Tra Papa Francesco e il suo predecessore Benedetto XVI i rapporti si erano sempre mantenuti fraterni e collaborativi.
Non è utile in questo momento ritornare su una questione che aveva fatto sentire gli ultratradizionalisti legittimati nella loro opposizione alla lex orandi del Rito Romano che trova l’unica espressione nei libri liturgici promulgati dai santi Pontefici Paolo VI e Giovanni Paolo II, in conformità ai decreti del Concilio Vaticano II.
Nel 2020 infatti, i vescovi cattolici dell’orbe erano stati consultati per una valutazione sugli effetti pastorali e disciplinari della Messa tridentina liberalizzata nel 2007 proprio da Benedetto XVI con il motu proprio Summorum Pontificum.
Secondo Mons. Gaenswein “si trattava di aiutare quelli che semplicemente avevano trovato una casa nella vecchia messa a trovare una pace interiore, trovare una pace liturgica di trovare una pace liturgica e sottrarli a Lefebvre”.
Premesso che il disatteso auspicio di Benedetto XVI era piuttosto quello di riavvicinare a Roma i lefebvriani, gli effetti dell’esperimento sono stati divisivi e hanno prodotto fratture profonde in qualche monastero o istituto religioso come i Francescani dell’Immacolata.
Tutto questo, a distanza di qualche anno, aveva determinato papa Francesco al ridimensionamento della liturgia secondo il Vetus Ordo così come già aveva stabilito Giovanni Paolo II.
La disciplina liturgica sul ritorno alla situazione precedente al Summorum Pontificum era stata quindi specificata da un breve e chiaro documento di Papa Francesco del 2021, Traditionis Custodes, dove, tra l’altro veniva messo l’accento sull’elemento ecclesiologico, pastorale e disciplinare tenendo a mente la comunione e la carità e non la semplice ritualità nella vita di preghiera della Chiesa.
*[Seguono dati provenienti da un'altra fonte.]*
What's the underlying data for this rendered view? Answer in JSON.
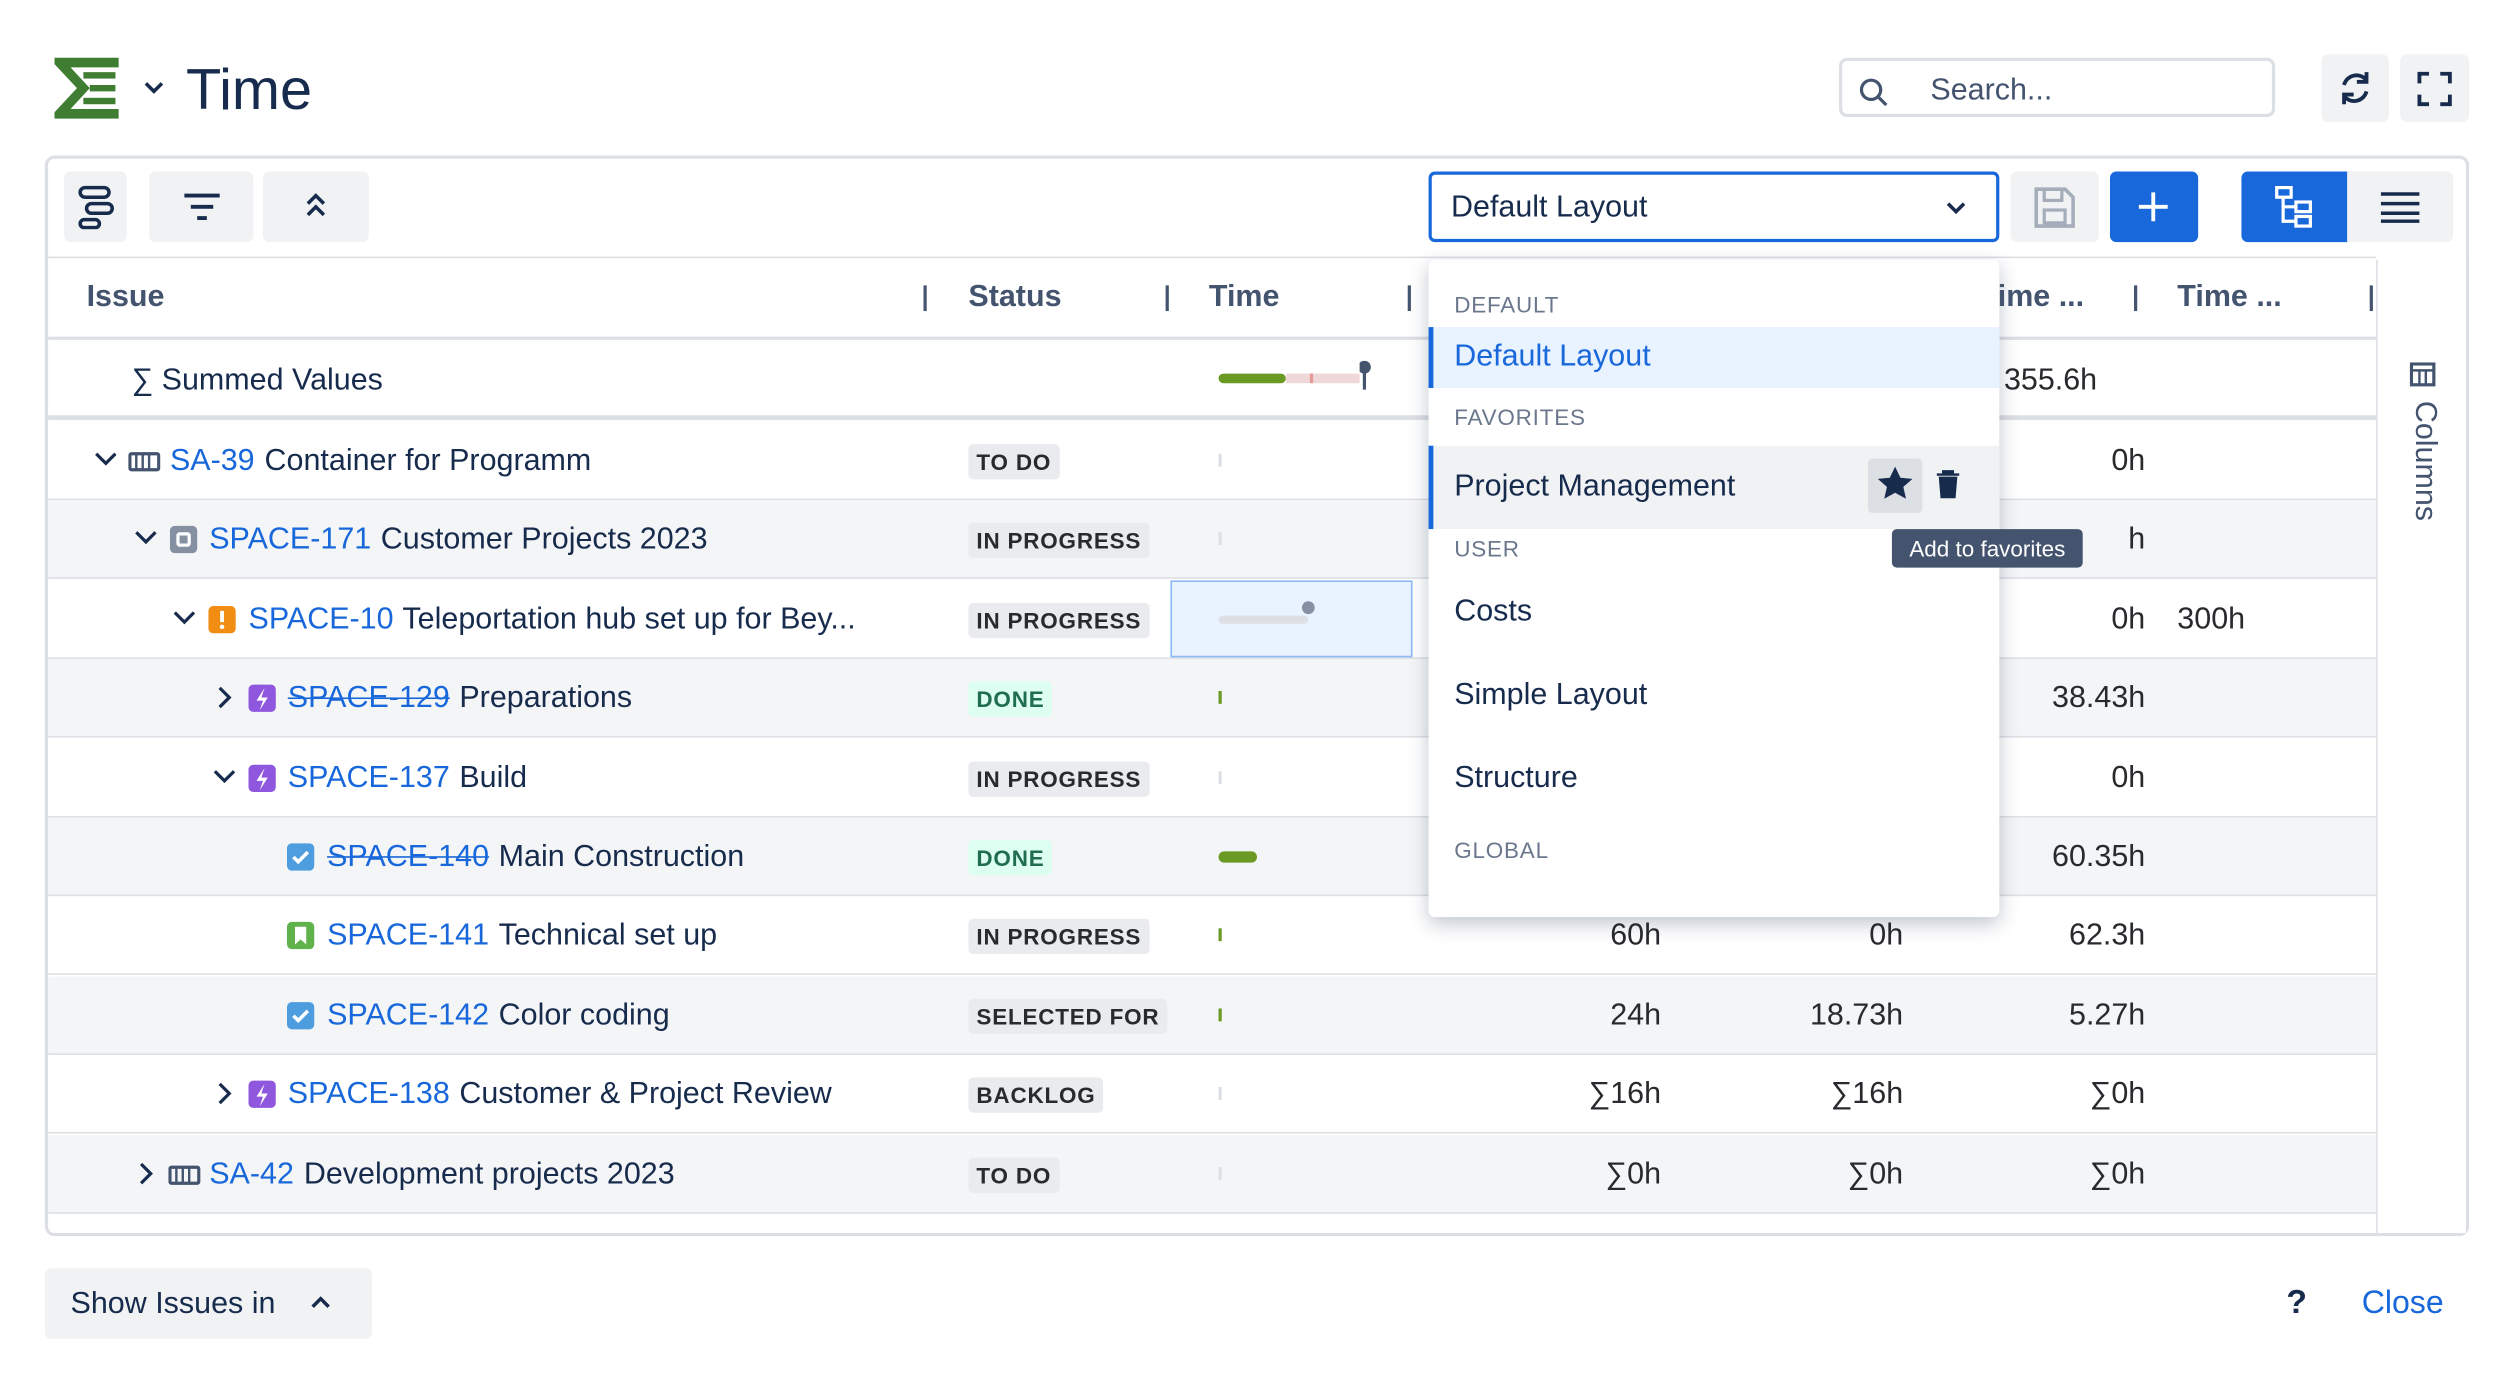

Il 21 maggio del 2016 in un’altra infelice dichiarazione alla stampa, Mons. Gaenswein affermava che: “Dall’elezione del suo successore, Papa Francesco – il 13 marzo 2013 – non ci sono due Papi, ma di fatto un ministero allargato con un membro attivo e uno contemplativo. Per questo, Benedetto non ha rinunciato né al suo nome né alla talare bianca. Per questo, l’appellativo corretto con il quale bisogna rivolgersi a lui è ancora ‘Santità’”.
Ricordiamo come fino ad oggi c’è chi ha voluto parlare di diarchia nel governo della Chiesa o costruire tesi complottiste su una coercizione nei confronti di Benedetto XVI.
La voce di un vescovo ha la sua autorevolezza in materia di Chiesa e disorienta il popolo dei fedeli. In ritardo è infatti arrivato il chiarimento quando Mons. Gaenswein il 2 gennaio 2023 a Ezio Mauro di Repubblica che gli chiedeva se fosse stato opportuno conservare il titolo di Papa Emerito, rispondeva: “Ha deciso così lui, personalmente. Penso che davanti a una decisione così eccezionale tornare cardinale sarebbe stato poco naturale. Ma non c’è nessun dubbio che c’è stato sempre un solo Papa, e si chiama Francesco”.
Quanto alle teorie cospirazioniste di una forza esterna che avesse “obbligato” Papa Benedetto XVI a dimettersi, Mons. Gaenswein rivelò quasi da subito che la decisione fu tutta e solo del Papa: “Lui mi ha detto una volta: non posso e non voglio copiare il modello di Giovanni Paolo II nella malattia, perché io devo confrontarmi con la mia vita, con le mie scelte, con le mie forze. Ecco perché il Papa si è permesso di fare questa scelta. Che secondo me richiede non soltanto molto coraggio, ma anche moltissima umiltà”.
A modo di tifoseria da stadio, come figli della cultura della controversia, i bergogliani e i ratzingeriani continuano a ferirsi e a ferire la Chiesa.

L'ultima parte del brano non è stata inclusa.